Picillo and her colleagues concluded that early-stage male patients who are sexually active do experience "milder" disease progression and a less dramatic loss of motor skills and other disease symptoms, compared with those who don't.
But there's a hitch. The finding only appears to apply to men.
Why? The answer is not clear. But one factor may be that the investigation results were skewed, as twice as many men were enrolled as women (238 men versus 117 women).

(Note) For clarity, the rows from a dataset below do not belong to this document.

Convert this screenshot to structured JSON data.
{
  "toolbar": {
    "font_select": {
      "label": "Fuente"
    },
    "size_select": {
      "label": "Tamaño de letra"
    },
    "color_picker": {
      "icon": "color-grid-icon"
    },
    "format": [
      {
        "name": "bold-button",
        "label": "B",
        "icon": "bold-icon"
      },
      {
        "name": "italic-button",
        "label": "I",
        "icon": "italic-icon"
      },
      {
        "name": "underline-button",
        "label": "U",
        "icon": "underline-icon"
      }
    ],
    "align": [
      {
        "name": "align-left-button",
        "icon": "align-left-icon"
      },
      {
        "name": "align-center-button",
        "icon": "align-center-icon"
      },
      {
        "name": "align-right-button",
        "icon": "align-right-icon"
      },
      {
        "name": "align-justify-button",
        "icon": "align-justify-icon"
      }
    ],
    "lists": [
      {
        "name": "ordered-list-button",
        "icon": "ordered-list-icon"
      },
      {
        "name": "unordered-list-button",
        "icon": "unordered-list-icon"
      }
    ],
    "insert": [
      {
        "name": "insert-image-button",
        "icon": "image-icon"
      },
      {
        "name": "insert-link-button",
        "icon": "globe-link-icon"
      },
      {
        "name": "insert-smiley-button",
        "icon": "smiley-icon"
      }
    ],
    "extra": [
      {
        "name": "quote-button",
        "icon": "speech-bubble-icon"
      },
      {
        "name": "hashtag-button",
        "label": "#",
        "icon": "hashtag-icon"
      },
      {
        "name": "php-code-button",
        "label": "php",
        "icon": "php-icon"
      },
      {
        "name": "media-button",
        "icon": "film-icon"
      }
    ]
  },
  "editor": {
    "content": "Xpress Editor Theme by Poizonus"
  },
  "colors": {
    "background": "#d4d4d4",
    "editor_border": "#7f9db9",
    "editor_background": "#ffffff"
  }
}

Beyond that, the study authors pointed out that women experience different Parkinson's symptoms from men. And women "are less prone to talk about sexual and genital issues due to societal attitudes," wrote Picillo.
Even so, she and her research team said the findings warrant the attention of movement disorder specialists, who might view a patient's sexual history as a tool to predict or even influence Parkinson's disease progression.
If so, the finding could turn out to be big news for the roughly 1 million Americans the Parkinson's Foundation estimates will be living with the disease by 2020.
There is also no known cure or prevention for Parkinson's, and symptoms can be difficult to treat.
So the researchers set out to see if an active sex life might help.
Study participants were about 57 years old when first diagnosed with Parkinson's. At the 2005-2006 study launch, all were classified with "early-stage" disease.
All underwent motor skill disability testing and mental health screenings before completing a health interview that asked about overall heart health; sleep habits; feelings of fatigue, pain, or apathy; stomach and urinary status; attention and memory skills; body weight changes, and respiratory condition.
Patients were also asked if they had sex and/or sexual dysfunction during the past year.
It turned out that the men said they were twice as sexually active as women: While about two-thirds of men said they were having sex, only one-third of women said the same.
Still, Picillo's team concluded that men who engaged in sexual activity displayed less severe motor disability and a better overall quality of life than those who did not. For women, no such luck.
Reacting to the findings, the University of Florida's Dr. Adolfo Ramirez-Zamora stressed that "the association between active sexual life and improvement in motor and non-motor symptoms is important." He is an associate professor of neurology and a Parkinson's Foundation education expert.
"It is in line with the concept that improving sexual function increases pleasure, communication and satisfaction between couples, increases relationship intimacy, and reduces stress and [Parkinson's] symptoms," said Ramirez-Zamora.
At the same time, he noted that "hyper-sexuality" is a "well-established and common impulse control disorder" among Parkinson's patients who take a class of drugs known as dopamine agonists, which include pramipexole (Mirapex) and ropinirole (Requip).
Such drugs can help patients by activating a brain receptor that produces dopamine, which is known to help regulate movement. But it could also mean that the treatment -- rather than sex -- is what contributed to an improved quality of life.
So Ramirez-Zamora cautioned against drawing any firm conclusions on the role of sex in Parkinson's progression, until more research is completed.
Picillo and her team reported the findings recently in the European Journal of Neurology.